Ah, but Philip wished to cherish Maura, to shield her, be kind to her. And so he lied to her. He did not tell her he had first met San Tie behind the counter of his father's saloon in the Colon tenderloin, for he would have had to tell, besides, why he, Philip, had gone there. And that would have led him, a youth of meager guile, to Celestin Baptiste's mulish regard for anisette which he procured her. He dared not tell her, well-meaning fellow that he was, what San Tie, a fiery comet in the night life of the district, had said to him the day before. "She sick in de head, yes," he had said. "Ah, me no dat saht o' man—don't she know no bettah, egh, Philip?" But Philip desired to be kindly, and hid it from Maura.
"What is to-day?" she cogitated, aloud, "Tuesday. You say he's comin' fo' hunt Saturday, Philip? Wednesday—four more days. I can wait. I can wait. I'd wait a million years fo' 'im, Philip."
But Saturday came and Maura, very properly, was shy as a duck. Other girls, like Hilda Long, a Jamaica brunette, the flower of a bawdy cabin up by the abattoir, would have been less genteel. Hilda would have caught San Tie by the lapels of his coat and in no time would have got him told.
But Maura was lowly, trepid, shy. To her he was a dream—a luxury to be distantly enjoyed. He was not to be touched. And she'd wait till he decided to come to her. And there was no fear, either, of his ever failing to come. Philip had seen to that. Had not he been the intermediary between them? And all Maura needed now was to sit back, and wait till San Tie came to her.

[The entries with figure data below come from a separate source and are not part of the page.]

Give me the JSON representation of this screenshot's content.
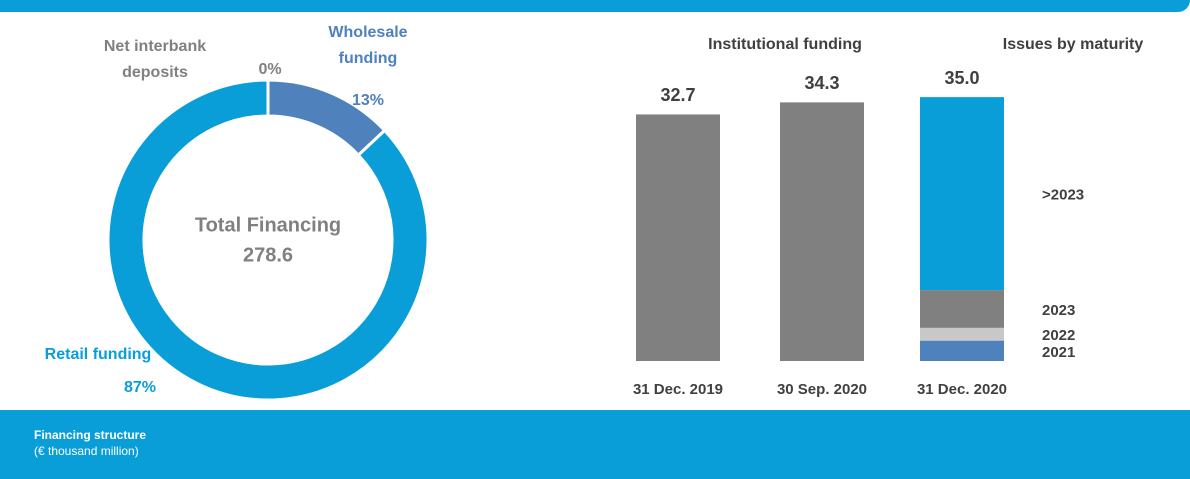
{
  "chart_data": [
    {
      "type": "pie",
      "donut": true,
      "categories": [
        "Wholesale funding",
        "Retail funding",
        "Net interbank deposits"
      ],
      "values": [
        13,
        87,
        0
      ],
      "value_labels": [
        "13%",
        "87%",
        "0%"
      ],
      "colors": [
        "#4f81bd",
        "#0a9ed9",
        "#808080"
      ],
      "center_label": "Total Financing",
      "total": 278.6
    },
    {
      "type": "bar",
      "title": "Institutional funding",
      "categories": [
        "31 Dec. 2019",
        "30 Sep. 2020",
        "31 Dec. 2020"
      ],
      "values": [
        32.7,
        34.3,
        35.0
      ],
      "value_labels": [
        "32.7",
        "34.3",
        "35.0"
      ],
      "color": "#808080",
      "breakdown": {
        "title": "Issues by maturity",
        "categories": [
          ">2023",
          "2023",
          "2022",
          "2021"
        ],
        "values": [
          25.6,
          5.0,
          1.7,
          2.7
        ],
        "colors": [
          "#0a9ed9",
          "#808080",
          "#c8c8c8",
          "#4f81bd"
        ]
      }
    }
  ],
  "footer": {
    "title": "Financing structure",
    "subtitle": "(€ thousand million)"
  }
}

And besides, who knows, brooded Maura, San Tie might be a bashful fellow.
But when, after an exciting hunt, the Chinese mulatto returned from the lagoon, nodded stiffly to her, said good-by to Philip and kept on to the scarlet city, Maura was frantic.
"Maffi," she said, "tell Philip to come here quick—"
It was the same as touching a match to the patois girl's dynamite. "Yo' mek me sick," she said. "Go call he yo'self, yo' ole hag, yo' ole fire hag yo'." But Maura, flighty in despair, had gone on past the lawn.
"Ah go stop ee, oui," she muttered diabolically, "Ah go stop it, yes. This very night."